Tuples¶

Status: Stable

documented, exercised by the test suite and/or worked examples, with no known limitations recorded.

Description¶

Tuples[list,n]
    generates a list of all possible n-tuples of elements from list.
Tuples[{list1,list2,...}]
    generates a list of all possible tuples whose ith element is from listi.
Tuples[list,{n1,n2,...}]
    generates a list of all possible n1 x n2 x ... arrays of elements in list.

Examples¶

All examples below are verified against the current Mathilda build.

In[1]:= Tuples[{0, 1}, 3]
Out[1]= {{0, 0, 0}, {0, 0, 1}, {0, 1, 0}, {0, 1, 1}, {1, 0, 0}, {1, 0, 1}, {1, 1, 0}, {1, 1, 1}}

In[2]:= Tuples[{{a, b}, {1, 2, 3, 4}, {x}}]
Out[2]= {{a, 1, x}, {a, 2, x}, {a, 3, x}, {a, 4, x}, {b, 1, x}, {b, 2, x}, {b, 3, x}, {b, 4, x}}

In[3]:= Tuples[{a, b}, {2, 2}]
Out[3]= {{{a, a}, {a, a}}, {{a, a}, {a, b}}, {{a, a}, {b, a}}, {{a, a}, {b, b}}, {{a, b}, {a, a}}, {{a, b}, {a, b}}, {{a, b}, {b, a}}, {{a, b}, {b, b}}, {{b, a}, {a, a}}, {{b, a}, {a, b}}, {{b, a}, {b, a}}, {{b, a}, {b, b}}, {{b, b}, {a, a}}, {{b, b}, {a, b}}, {{b, b}, {b, a}}, {{b, b}, {b, b}}}

In[4]:= Tuples[f[x, y, z], 2]
Out[4]= {f[x, x], f[x, y], f[x, z], f[y, x], f[y, y], f[y, z], f[z, x], f[z, y], f[z, z]}

Implementation notes¶

Algorithm. builtin_tuples (in src/funcprog.c) enumerates the Cartesian product. Tuples[{l1, ..., lk}] takes one tuple from each list; Tuples[list, n] is the n-ary product of one list with itself; Tuples[list, {n1, ..., nd}] produces n1·…·nd-element tuples reshaped into a d-dimensional array. All three normalize to an array of source-list pointers and call the recursive tuples_rec.

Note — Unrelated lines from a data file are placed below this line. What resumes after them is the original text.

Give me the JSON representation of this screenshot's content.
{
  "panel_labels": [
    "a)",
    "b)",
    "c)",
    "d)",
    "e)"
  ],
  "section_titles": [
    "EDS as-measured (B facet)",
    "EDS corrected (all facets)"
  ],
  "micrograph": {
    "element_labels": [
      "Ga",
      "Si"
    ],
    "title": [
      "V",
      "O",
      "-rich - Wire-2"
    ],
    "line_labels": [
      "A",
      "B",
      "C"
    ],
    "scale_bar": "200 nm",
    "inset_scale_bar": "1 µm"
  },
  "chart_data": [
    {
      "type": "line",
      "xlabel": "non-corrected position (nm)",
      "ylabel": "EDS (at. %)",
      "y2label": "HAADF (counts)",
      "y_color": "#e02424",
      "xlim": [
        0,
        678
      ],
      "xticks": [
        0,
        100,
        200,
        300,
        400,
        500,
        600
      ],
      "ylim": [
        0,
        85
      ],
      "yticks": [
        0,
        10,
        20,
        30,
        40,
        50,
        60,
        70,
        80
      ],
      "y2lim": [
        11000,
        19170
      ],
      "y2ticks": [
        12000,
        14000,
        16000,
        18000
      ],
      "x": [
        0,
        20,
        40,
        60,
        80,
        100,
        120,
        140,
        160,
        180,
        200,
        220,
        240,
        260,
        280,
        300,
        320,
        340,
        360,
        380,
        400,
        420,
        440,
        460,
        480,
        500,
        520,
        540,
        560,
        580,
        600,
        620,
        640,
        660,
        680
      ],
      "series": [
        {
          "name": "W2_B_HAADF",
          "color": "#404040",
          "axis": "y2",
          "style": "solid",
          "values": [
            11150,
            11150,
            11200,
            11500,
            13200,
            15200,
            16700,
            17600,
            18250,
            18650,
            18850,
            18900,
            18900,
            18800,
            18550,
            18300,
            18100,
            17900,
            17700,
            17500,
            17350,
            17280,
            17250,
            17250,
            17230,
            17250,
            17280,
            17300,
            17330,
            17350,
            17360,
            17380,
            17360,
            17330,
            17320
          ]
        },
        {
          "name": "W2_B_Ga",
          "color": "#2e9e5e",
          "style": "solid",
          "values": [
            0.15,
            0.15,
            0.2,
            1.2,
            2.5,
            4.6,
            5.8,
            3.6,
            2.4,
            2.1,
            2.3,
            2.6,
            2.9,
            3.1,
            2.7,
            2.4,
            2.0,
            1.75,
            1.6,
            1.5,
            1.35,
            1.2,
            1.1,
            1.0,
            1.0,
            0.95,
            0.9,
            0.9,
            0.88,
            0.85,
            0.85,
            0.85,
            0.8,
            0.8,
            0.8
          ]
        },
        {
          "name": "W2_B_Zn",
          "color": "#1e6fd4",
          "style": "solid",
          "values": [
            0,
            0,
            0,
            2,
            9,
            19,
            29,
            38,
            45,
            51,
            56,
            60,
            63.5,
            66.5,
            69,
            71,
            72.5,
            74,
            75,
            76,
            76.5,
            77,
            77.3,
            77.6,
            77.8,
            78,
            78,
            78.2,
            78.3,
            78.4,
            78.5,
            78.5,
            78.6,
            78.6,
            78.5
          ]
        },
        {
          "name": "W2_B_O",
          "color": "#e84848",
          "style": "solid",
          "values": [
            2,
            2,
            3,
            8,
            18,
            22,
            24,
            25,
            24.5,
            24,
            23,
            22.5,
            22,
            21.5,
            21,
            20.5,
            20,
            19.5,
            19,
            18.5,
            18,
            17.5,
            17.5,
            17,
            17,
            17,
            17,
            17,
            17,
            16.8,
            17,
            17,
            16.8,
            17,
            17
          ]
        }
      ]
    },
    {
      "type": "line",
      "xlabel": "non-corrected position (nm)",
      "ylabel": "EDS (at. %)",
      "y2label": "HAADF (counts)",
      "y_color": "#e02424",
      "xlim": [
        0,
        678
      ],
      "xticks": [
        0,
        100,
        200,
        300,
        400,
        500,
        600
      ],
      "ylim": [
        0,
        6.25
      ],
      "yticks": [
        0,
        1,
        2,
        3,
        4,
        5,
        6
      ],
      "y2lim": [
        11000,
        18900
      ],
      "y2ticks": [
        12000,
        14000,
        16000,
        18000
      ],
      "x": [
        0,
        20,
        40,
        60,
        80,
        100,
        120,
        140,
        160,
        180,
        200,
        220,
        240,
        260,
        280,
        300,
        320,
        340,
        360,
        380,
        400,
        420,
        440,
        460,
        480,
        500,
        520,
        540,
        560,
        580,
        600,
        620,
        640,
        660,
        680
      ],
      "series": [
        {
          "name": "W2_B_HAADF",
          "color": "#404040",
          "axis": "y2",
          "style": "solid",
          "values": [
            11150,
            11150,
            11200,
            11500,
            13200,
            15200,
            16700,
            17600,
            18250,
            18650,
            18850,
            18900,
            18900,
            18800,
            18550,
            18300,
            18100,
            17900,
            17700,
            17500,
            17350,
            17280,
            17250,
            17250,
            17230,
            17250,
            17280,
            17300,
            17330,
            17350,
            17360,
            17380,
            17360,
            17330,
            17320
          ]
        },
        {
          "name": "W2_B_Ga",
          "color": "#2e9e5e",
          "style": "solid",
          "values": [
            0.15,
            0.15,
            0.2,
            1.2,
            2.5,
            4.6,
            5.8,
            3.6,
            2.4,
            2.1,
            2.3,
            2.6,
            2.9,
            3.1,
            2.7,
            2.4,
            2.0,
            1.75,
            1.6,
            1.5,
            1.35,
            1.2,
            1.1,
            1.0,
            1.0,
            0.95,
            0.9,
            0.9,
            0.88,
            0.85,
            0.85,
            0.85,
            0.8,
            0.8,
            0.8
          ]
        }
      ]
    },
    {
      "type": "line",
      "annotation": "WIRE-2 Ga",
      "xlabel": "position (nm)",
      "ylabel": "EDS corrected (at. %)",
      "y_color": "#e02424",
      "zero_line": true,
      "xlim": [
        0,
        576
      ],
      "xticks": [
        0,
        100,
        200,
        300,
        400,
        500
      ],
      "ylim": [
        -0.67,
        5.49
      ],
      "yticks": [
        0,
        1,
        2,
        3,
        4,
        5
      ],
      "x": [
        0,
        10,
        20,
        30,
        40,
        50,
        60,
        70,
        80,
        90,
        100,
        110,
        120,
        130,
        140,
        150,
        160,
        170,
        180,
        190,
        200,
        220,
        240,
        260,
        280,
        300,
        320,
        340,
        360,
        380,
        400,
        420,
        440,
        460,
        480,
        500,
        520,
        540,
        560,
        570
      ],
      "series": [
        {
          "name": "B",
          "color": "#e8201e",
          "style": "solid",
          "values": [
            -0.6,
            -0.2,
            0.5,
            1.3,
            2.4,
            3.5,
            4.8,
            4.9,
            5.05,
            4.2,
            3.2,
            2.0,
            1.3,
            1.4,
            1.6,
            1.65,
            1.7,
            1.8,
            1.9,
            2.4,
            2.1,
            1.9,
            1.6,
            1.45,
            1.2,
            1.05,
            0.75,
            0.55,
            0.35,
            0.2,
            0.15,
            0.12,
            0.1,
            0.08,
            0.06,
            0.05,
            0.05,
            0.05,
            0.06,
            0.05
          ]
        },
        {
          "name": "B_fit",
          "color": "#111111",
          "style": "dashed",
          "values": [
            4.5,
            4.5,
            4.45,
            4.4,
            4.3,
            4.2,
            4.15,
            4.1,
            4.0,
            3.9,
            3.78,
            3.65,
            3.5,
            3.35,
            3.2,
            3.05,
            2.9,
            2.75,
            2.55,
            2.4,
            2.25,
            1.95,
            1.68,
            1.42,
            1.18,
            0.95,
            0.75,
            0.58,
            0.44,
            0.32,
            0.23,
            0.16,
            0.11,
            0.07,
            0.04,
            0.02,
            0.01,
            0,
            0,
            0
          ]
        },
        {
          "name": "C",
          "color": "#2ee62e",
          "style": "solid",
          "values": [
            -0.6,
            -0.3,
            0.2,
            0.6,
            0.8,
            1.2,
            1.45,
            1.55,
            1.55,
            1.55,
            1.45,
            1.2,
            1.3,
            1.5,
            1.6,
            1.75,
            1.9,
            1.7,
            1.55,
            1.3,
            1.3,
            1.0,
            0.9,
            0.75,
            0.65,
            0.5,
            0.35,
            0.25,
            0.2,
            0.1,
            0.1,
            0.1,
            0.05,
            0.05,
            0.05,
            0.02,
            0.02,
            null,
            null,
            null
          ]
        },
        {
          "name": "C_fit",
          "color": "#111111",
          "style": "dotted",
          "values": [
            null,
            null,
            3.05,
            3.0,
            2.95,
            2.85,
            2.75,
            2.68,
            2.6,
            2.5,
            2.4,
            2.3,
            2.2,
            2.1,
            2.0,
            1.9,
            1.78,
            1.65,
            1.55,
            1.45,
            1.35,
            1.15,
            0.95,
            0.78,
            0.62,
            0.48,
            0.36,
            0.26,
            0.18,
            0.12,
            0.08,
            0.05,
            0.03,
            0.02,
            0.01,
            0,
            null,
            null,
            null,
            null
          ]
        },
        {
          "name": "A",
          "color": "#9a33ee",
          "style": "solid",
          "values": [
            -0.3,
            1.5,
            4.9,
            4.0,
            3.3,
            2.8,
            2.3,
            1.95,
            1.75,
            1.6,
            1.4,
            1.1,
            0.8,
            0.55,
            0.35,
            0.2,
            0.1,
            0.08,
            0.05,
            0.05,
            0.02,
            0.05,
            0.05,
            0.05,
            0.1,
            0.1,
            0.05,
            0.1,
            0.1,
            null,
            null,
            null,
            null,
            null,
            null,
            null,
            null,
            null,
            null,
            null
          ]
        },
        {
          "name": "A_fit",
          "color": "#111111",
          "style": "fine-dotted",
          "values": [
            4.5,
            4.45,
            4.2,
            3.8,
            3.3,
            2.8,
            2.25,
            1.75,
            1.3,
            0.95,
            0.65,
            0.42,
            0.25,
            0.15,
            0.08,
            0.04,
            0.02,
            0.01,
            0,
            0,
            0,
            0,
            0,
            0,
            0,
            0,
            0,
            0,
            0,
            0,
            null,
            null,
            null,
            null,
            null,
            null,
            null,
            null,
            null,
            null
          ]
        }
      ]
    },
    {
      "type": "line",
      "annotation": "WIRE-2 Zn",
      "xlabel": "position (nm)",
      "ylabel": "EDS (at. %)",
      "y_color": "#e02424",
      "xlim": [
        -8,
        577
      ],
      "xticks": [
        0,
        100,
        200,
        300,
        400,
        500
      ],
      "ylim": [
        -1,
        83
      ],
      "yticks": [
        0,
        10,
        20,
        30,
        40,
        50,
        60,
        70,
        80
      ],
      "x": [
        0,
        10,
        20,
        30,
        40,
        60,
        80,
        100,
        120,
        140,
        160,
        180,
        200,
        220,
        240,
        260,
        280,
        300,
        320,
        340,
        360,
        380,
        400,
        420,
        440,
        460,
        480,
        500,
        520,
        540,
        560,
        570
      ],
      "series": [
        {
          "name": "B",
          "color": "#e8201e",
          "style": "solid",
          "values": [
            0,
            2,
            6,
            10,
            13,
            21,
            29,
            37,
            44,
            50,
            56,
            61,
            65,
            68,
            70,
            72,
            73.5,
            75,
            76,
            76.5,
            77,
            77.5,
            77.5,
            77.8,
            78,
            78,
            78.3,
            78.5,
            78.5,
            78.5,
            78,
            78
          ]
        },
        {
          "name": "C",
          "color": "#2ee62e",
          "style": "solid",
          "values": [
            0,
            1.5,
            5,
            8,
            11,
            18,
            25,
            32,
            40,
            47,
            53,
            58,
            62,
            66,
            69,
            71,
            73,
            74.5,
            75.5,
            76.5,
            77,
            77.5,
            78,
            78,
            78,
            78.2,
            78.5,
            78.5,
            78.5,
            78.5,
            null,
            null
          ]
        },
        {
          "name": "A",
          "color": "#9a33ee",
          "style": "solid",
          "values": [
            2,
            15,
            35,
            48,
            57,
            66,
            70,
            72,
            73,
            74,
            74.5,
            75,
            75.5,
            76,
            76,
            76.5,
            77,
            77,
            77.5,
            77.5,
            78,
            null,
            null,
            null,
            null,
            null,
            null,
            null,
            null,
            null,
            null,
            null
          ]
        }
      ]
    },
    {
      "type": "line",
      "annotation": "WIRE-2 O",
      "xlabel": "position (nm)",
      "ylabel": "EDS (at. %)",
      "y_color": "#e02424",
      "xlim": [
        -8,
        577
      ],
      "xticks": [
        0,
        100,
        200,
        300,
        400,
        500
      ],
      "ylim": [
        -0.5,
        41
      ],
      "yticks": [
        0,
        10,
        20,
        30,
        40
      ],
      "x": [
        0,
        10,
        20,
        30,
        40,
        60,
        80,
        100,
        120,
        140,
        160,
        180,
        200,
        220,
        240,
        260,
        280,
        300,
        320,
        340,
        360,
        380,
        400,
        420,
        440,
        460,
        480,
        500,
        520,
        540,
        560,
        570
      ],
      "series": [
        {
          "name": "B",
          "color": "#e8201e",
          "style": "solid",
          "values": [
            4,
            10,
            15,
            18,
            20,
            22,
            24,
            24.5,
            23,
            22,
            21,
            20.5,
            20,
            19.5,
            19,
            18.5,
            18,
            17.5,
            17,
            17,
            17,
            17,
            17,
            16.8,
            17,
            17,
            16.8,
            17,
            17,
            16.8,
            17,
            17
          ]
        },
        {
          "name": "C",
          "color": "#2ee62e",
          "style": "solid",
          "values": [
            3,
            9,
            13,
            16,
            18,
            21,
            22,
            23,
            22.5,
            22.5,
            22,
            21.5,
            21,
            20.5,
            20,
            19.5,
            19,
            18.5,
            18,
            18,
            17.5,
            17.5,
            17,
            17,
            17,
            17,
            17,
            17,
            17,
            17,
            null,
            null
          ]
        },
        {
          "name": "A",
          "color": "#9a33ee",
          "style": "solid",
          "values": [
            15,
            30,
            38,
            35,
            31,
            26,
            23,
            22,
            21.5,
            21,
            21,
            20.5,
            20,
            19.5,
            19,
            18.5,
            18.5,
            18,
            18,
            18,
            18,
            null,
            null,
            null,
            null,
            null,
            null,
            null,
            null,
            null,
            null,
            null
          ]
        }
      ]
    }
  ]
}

tuples_rec is a straightforward odometer: it iterates the current list's elements in order, recursing one position deeper for each, and emits a completed tuple when all positions are filled. This yields lexicographic order with the last list varying fastest (the standard Cartesian-product order). The tuple head is taken from the input expression's head (so Tuples over non-List heads is structure-preserving). For the {n1,...,nd} form, each flat tuple is then folded into nested sublists by reshape_rec. Results grow in a geometrically resized Expr** buffer; an empty source list short-circuits to no output.

Protected.
The elements of list are treated as distinct.
The object list need not have head List. The head at each level in the arrays generated by Tuples will be the same as the head of list.

Attributes: Protected.

Implementation status¶

Stable — documented, exercised by the test suite and/or worked examples, with no known limitations recorded.

References¶

Source: src/funcprog.c
Specification: docs/spec/builtins/lists-and-iteration.md

Notes & additional examples¶

Worked examples¶

In[1]:= Tuples[{a, b}, 2]
Out[1]= {{a, a}, {a, b}, {b, a}, {b, b}}

The flat-product form Tuples[{list1, list2, ...}] takes one element from each list — here every pairing of a coin with a die face:

In[1]:= Tuples[{{1, 2}, {a, b, c}}]
Out[1]= {{1, a}, {1, b}, {1, c}, {2, a}, {2, b}, {2, c}}

Tuples enumerates the full sample space, so it composes with Select for combinatorial searches. The ways two dice sum to 7:

In[1]:= Select[Tuples[Range[6], 2], #[[1]] + #[[2]] == 7 &]
Out[1]= {{1, 6}, {2, 5}, {3, 4}, {4, 3}, {5, 2}, {6, 1}}

The count of n-tuples from a k-element set is exactly k^n:

In[1]:= Length[Tuples[{a, b, c}, 4]]
Out[1]= 81

Notes¶

Tuples[list, n] builds the n-fold Cartesian power of list; Tuples[{l1, l2, ...}] builds the heterogeneous Cartesian product, one factor per list. Results are generated in odometer (lexicographic) order, with the last index varying fastest.